We both decided we didn’t have the energy left to cook dinner when we returned to our hostel, so we went to a restaurant on the Island and had dinner there, which for me meant fish and chips – fresh, locally caught, grilled fish. Delicious! And full of protein after the exercise so that was a bonus.

Highlight #2: On Tuesday morning I decided to jump out of an aeroplane, because why not?! I discovered the service on the ferry ride over and as soon as I saw the poster, I knew I had to do it. I jumped from 14,000 feet over the island, and the views were beyond incredible.

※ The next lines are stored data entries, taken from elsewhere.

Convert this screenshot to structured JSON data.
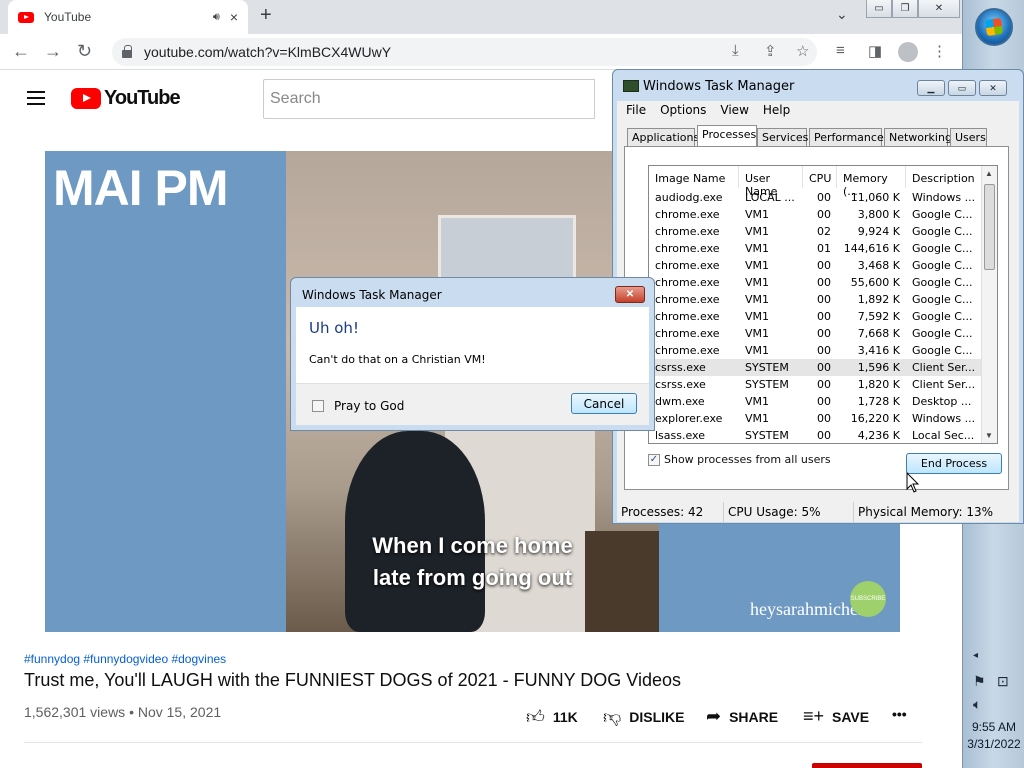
{
  "browser": {
    "tab_title": "YouTube",
    "url": "youtube.com/watch?v=KlmBCX4WUwY",
    "new_tab": "+",
    "close_tab": "×"
  },
  "youtube": {
    "logo_text": "YouTube",
    "search_placeholder": "Search",
    "video_overlay_brand": "MAI PM",
    "video_caption_line1": "When I come home",
    "video_caption_line2": "late from going out",
    "video_watermark": "heysarahmichelle",
    "video_badge": "SUBSCRIBE",
    "hashtags": "#funnydog #funnydogvideo #dogvines",
    "title": "Trust me, You'll LAUGH with the FUNNIEST DOGS of 2021 - FUNNY DOG Videos",
    "views_date": "1,562,301 views • Nov 15, 2021",
    "likes": "11K",
    "dislike": "DISLIKE",
    "share": "SHARE",
    "save": "SAVE",
    "more": "•••"
  },
  "task_manager": {
    "title": "Windows Task Manager",
    "menu": [
      "File",
      "Options",
      "View",
      "Help"
    ],
    "tabs": [
      "Applications",
      "Processes",
      "Services",
      "Performance",
      "Networking",
      "Users"
    ],
    "active_tab": "Processes",
    "columns": [
      "Image Name",
      "User Name",
      "CPU",
      "Memory (...",
      "Description"
    ],
    "rows": [
      [
        "audiodg.exe",
        "LOCAL ...",
        "00",
        "11,060 K",
        "Windows ..."
      ],
      [
        "chrome.exe",
        "VM1",
        "00",
        "3,800 K",
        "Google C..."
      ],
      [
        "chrome.exe",
        "VM1",
        "02",
        "9,924 K",
        "Google C..."
      ],
      [
        "chrome.exe",
        "VM1",
        "01",
        "144,616 K",
        "Google C..."
      ],
      [
        "chrome.exe",
        "VM1",
        "00",
        "3,468 K",
        "Google C..."
      ],
      [
        "chrome.exe",
        "VM1",
        "00",
        "55,600 K",
        "Google C..."
      ],
      [
        "chrome.exe",
        "VM1",
        "00",
        "1,892 K",
        "Google C..."
      ],
      [
        "chrome.exe",
        "VM1",
        "00",
        "7,592 K",
        "Google C..."
      ],
      [
        "chrome.exe",
        "VM1",
        "00",
        "7,668 K",
        "Google C..."
      ],
      [
        "chrome.exe",
        "VM1",
        "00",
        "3,416 K",
        "Google C..."
      ],
      [
        "csrss.exe",
        "SYSTEM",
        "00",
        "1,596 K",
        "Client Ser..."
      ],
      [
        "csrss.exe",
        "SYSTEM",
        "00",
        "1,820 K",
        "Client Ser..."
      ],
      [
        "dwm.exe",
        "VM1",
        "00",
        "1,728 K",
        "Desktop ..."
      ],
      [
        "explorer.exe",
        "VM1",
        "00",
        "16,220 K",
        "Windows ..."
      ],
      [
        "lsass.exe",
        "SYSTEM",
        "00",
        "4,236 K",
        "Local Sec..."
      ]
    ],
    "selected_row": 10,
    "show_all_label": "Show processes from all users",
    "show_all_checked": true,
    "end_process_label": "End Process",
    "status_processes": "Processes: 42",
    "status_cpu": "CPU Usage: 5%",
    "status_memory": "Physical Memory: 13%"
  },
  "dialog": {
    "title": "Windows Task Manager",
    "heading": "Uh oh!",
    "message": "Can't do that on a Christian VM!",
    "checkbox_label": "Pray to God",
    "cancel_label": "Cancel"
  },
  "taskbar": {
    "time": "9:55 AM",
    "date": "3/31/2022"
  },
  "colors": {
    "youtube_red": "#ff0000",
    "link_blue": "#065fd4",
    "dialog_heading": "#1a3a8c",
    "win7_frame": "#c9dcf0"
  }
}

The last time I did a skydive was about two years and while I’d sort of forgotten what it felt like, when people kept asking me if I was nervous this second time round, I wasn’t because I knew I’d done it before. That is of course, right up until the moment when I was just about to leave the plane and then my brain sort of went “fuuuuu*k, what am I about to do?!”

As soon as I was freefalling though, that all went away and all I could focus on was the exhilaration and adrenaline coursing through me! Cruising down over the Island after the canopy opened and taking in the views of Rottnest below, Perth in the distance and the vast expanse of Indian Ocean all around was something I will never forget.

Below is a collection of photos from our time on Rottnest.

Quick rest from the bike ride, stopping at the lookout at the West End of Rottnest Island
The most beautiful spot to eat lunch
Turned my back for a second and this cheeky guy started trying to nibble away at my bike!